I want to apply my AI based solution to find problems occurs while on call

I app creating a web based AI solution. For that i need to get real time data of audio for transcription such that i can use that data . So is it possible to get real time transcript such that i can use that data to implement my solution.

Hi, @bajrang.wappnet,

Thank you for posting in the Zoom Developer Forum! Just to make sure I understand correctly, which SDK are you using for your web application? Are you using the Meeting SDK or the Video SDK?

I see that you’re interested in getting real-time audio data. Currently, the Video Web SDK doesn’t have direct access to Video sessions. However, many developers have found success by using the Native Video SDK alongside the Web SDK. This combination allows them to have direct access to raw data, including audio and video.

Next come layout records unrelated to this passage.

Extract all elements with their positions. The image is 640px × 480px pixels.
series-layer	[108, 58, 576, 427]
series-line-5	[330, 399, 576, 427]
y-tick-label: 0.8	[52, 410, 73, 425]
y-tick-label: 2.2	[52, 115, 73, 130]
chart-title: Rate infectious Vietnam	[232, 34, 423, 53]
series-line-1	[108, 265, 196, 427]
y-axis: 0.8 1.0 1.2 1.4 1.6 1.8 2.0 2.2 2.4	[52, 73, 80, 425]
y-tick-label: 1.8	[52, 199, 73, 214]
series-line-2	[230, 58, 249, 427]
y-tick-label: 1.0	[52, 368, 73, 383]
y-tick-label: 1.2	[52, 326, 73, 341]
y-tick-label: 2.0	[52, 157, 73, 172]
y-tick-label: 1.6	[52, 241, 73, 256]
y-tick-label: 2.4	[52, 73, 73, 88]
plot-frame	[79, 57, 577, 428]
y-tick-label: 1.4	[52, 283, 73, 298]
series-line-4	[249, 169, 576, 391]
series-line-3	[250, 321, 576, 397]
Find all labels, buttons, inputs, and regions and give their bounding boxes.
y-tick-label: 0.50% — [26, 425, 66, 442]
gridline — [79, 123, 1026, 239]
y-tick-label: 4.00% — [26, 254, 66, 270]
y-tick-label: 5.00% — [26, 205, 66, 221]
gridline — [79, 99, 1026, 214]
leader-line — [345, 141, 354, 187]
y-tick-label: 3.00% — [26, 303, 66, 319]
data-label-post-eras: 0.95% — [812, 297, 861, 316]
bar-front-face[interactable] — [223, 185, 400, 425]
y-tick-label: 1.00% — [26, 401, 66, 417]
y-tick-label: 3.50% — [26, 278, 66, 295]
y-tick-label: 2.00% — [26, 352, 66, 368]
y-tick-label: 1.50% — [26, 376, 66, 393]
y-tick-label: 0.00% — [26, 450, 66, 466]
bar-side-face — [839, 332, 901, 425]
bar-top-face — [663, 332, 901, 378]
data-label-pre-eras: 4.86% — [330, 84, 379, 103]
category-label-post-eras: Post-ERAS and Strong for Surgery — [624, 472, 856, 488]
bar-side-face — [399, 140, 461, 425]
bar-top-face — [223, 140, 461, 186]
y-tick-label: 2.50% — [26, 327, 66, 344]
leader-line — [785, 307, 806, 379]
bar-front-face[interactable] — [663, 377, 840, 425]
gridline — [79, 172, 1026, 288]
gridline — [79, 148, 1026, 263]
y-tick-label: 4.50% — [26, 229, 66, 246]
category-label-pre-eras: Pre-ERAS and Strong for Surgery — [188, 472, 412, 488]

Alternatively, you can also consider building a bot that joins the session and records or extracts the real-time audio data. That way, you’ll have the audio data you need for your application.

Let me know if you have any further questions!

Hi, @donte.zoom ,
Thank you for your feedback.

Are you using the Meeting SDK or the Video SDK?

I am currently using Video Web SDK.

However, many developers have found success by using the Native Video SDK alongside the Web SDK. 

Can you please provide me some details about this ways. It will be very helpful.

Alternatively, you can also consider building a bot that joins the session and records or extracts the real-time audio data. 

Does Zoom provide this service or we need to use third party to integrate this with my website where I can get transcript of audio.

Looking forward for your response.
Thanks.

Yes, basically you would leverage the one Native SDK to get direct access to raw data. Then, you can extract the raw data, and process it with your AI to implement your solution. Down below I’ve linked our support documentation on raw data for some of our native platforms.

Alternatively, you can also consider building a bot that joins the session and records or extracts the real-time audio data. 

Yes, a meeting bot is an application that connects to a meeting and accesses the meeting’s audio and video content, or an app that streams media into a meeting. In your case, if you want real-time transcripts, you can build a bot that joins the session, records, and processes the data in real time.

Alternatively, you can use the Web SDK to leverage live transcription and translation. With this feature, you can receive speech as JSON objects in real time using the Zoom live transcription and translation feature. This feature can also translate speech from one language to text in another language in real time. For more information, please refer to our documentation on this topic:

Live transcription and translation

Let me know if this helps !

This topic was automatically closed 30 days after the last reply. New replies are no longer allowed.